Because the treatment used donor immune cells it is hoped this could be given to all suitable patients, rather than tailoring treatment to each individual. 

“So far this has only been tested with two patients, but more work is ongoing and we eagerly await the results” – Dr Steve Lee, University of Birmingham

The results, published in Science Translational Medicine, give an update on positive early findings for one of the children in 2015.

It reports that in both cases the treatment brought about remission within 4 weeks. Since then one child has been free of cancer for one year and the other child for 18 months. The children were 11 months and 16 months old at the time of treatment.

Both children received a transplant of so-called ‘universal’ immune cells engineered in the lab to target their cancer. It is thought that this is the first time this method has been tested in humans.

Experts believe the research is a step towards engineering immune cells so that one batch could be used to treat multiple patients, hopefully making this treatment more cost effective and readily available. 

“This study gives interesting and exciting early data suggesting that at least in some clinical settings this may be possible,” said Dr Steve Lee, an expert in immunology at the University of Birmingham and part-funded by Cancer Research UK. 

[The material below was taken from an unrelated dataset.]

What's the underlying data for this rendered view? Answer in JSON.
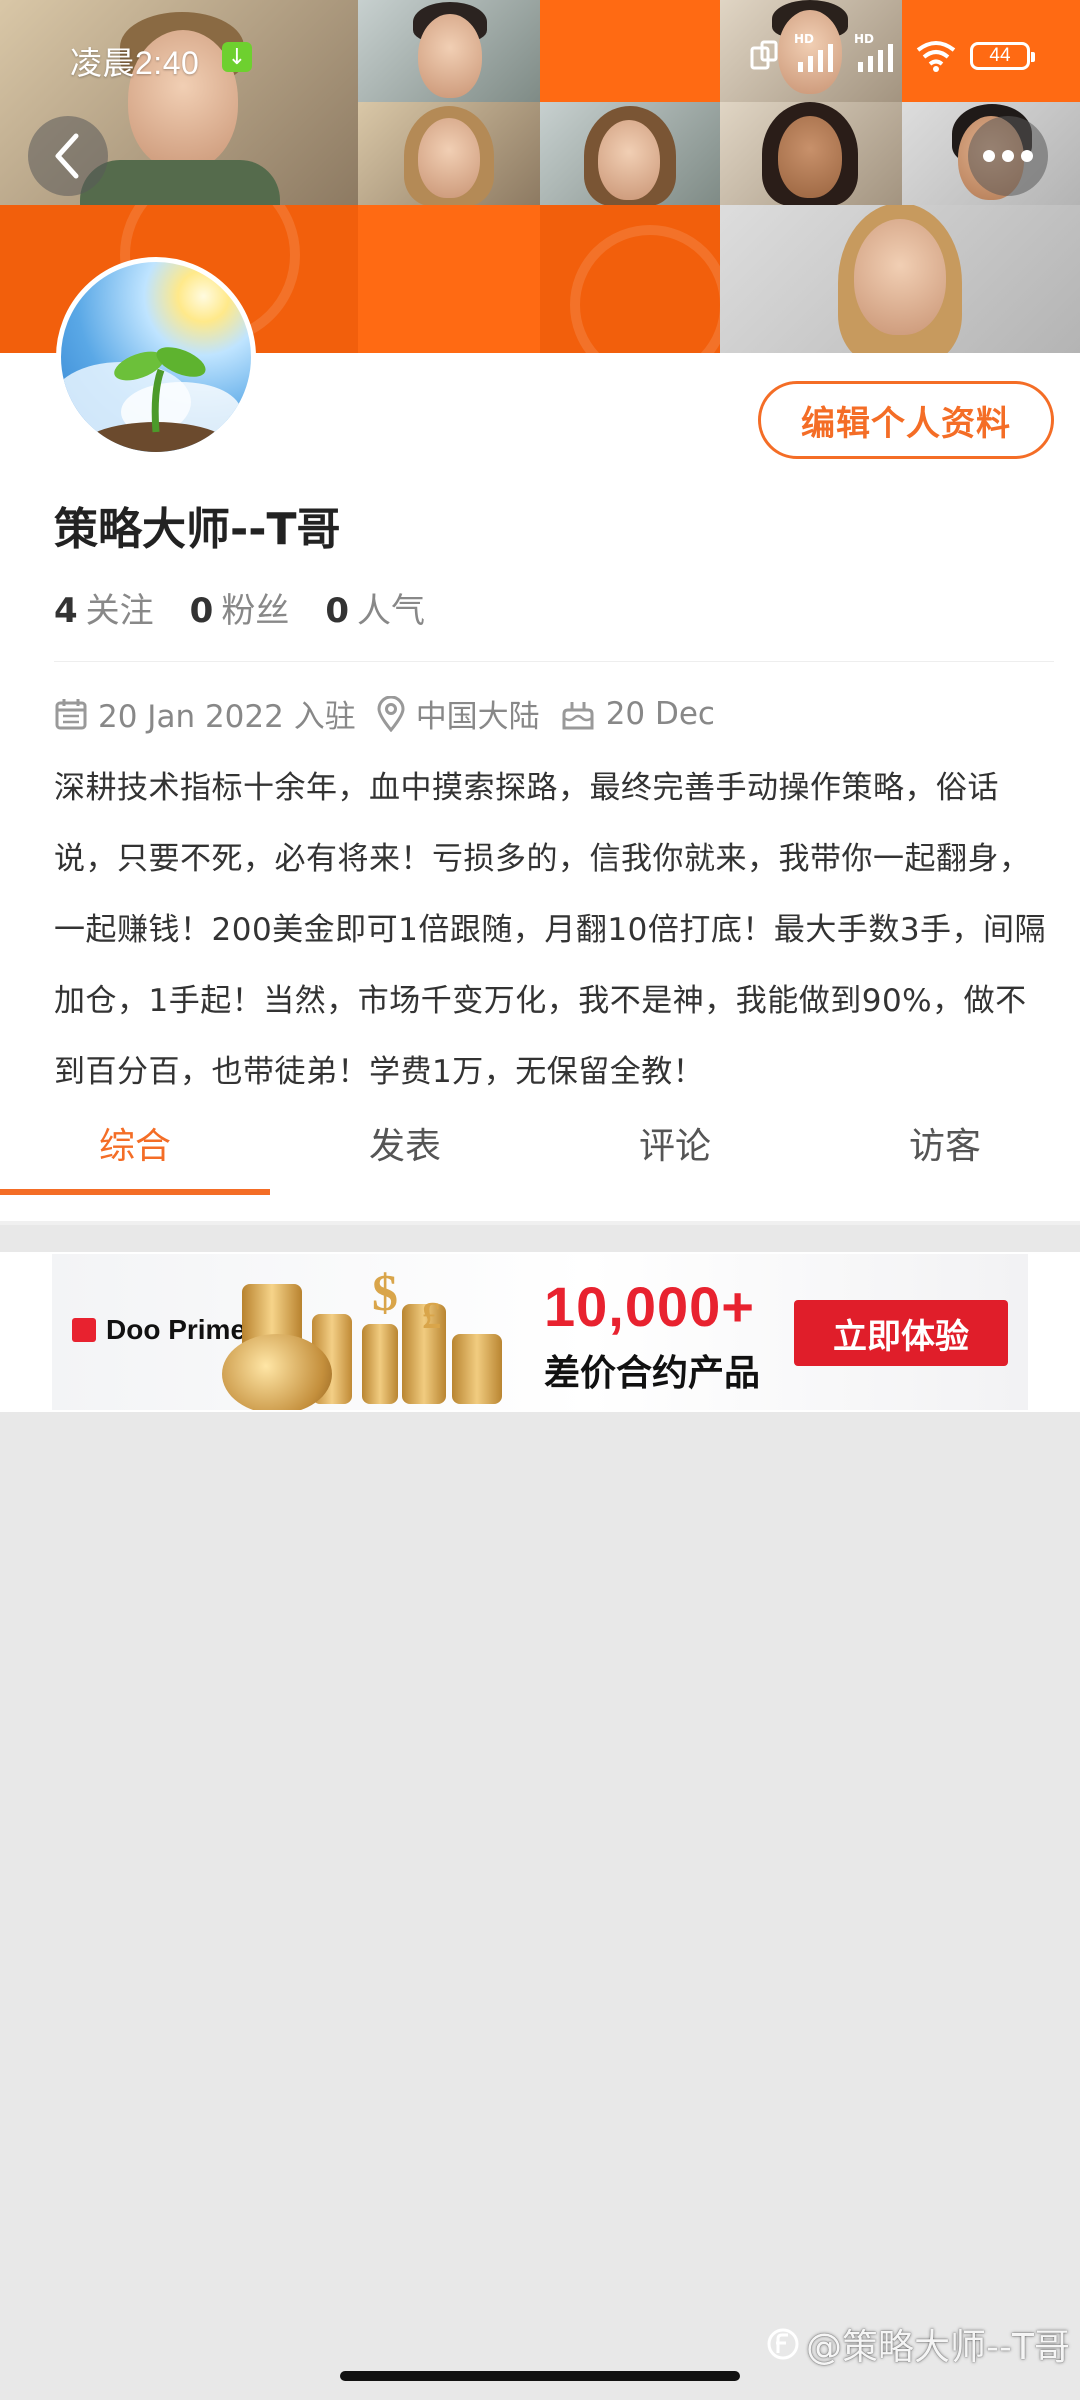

“So far this has only been tested with two patients, but more work is ongoing and we eagerly await the results.”

Both children had B cell acute lymphoblastic leukaemia (B-ALL), which is usually treated with a stem cell transplant. There are limited treatment options in patients younger than 1 year old.

Until now experimental immune cell engineering approaches have used the patient’s own immune cells to target the cancer. The cells are removed from the patient and engineered in the lab to produce what’s called a CAR T cell, before the cells are transfused back in to the patient. 

This approach is proving very effective for treating some blood cancers, said Lee. But he added that engineering cells on a patient-by-patient basis is expensive, difficult and time-consuming.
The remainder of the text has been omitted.